Many criminal defense lawyers in Maryland and across the country have counseled their clients to use alphanumeric passcodes or passwords for their mobile devices. As people come to depend on their mobile devices for all aspects of their daily lives and communications, they may also be concerned about the potential for them to be opened by law enforcement without their consent. In the past, multiple courts have ruled that police cannot force people to disclose their mobile phone passcodes. This is considered to violate the constitutional right against forced self-incrimination.
However, police have been allowed to use biometric options, like iris locks, face recognition or fingerprint technologies, to open phones locked with these methods. Therefore, people concerned about privacy have often preferred to rely on traditional passwords. However, people who have never been in contact with the criminal justice system before may be unaware of the difference in how these different types of protection are treated. A federal judge in California has ruled, however, that biometric locks should be treated identically to passcode locks when police want to examine a device.

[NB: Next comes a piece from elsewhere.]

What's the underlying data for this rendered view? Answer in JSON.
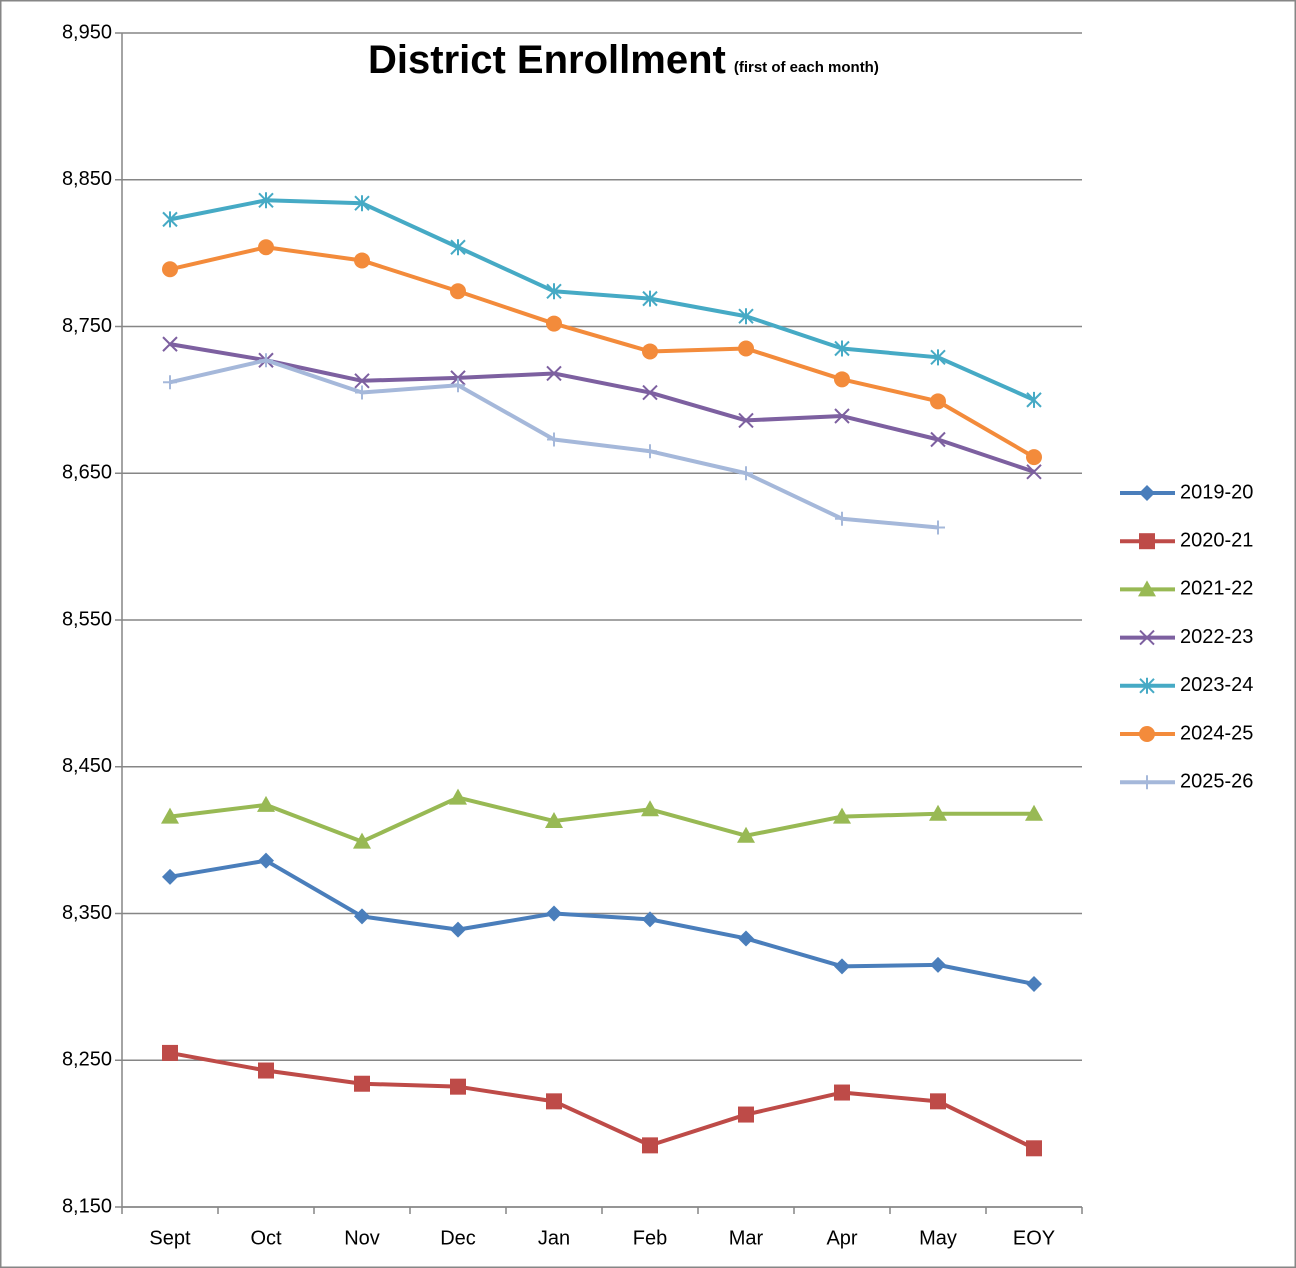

The case involved a search warrant for the home of a person suspected of involvement in an online extortion complaint. Police wanted permission to use biometrics to open any available phones found within the residence. The judge denied the request not only due to its lack of specificity but also because the use of biometric technology without consent is another form of forced self-incrimination. Differing with prior rulings, she noted that the law needed to keep pace with technological advances.
People facing police questioning or searches may know little about their rights under these circumstances. A criminal defense lawyer can help people dealing with law enforcement protect their rights when questioned, prevent and challenge unlawful searches and present a strong defense if charged.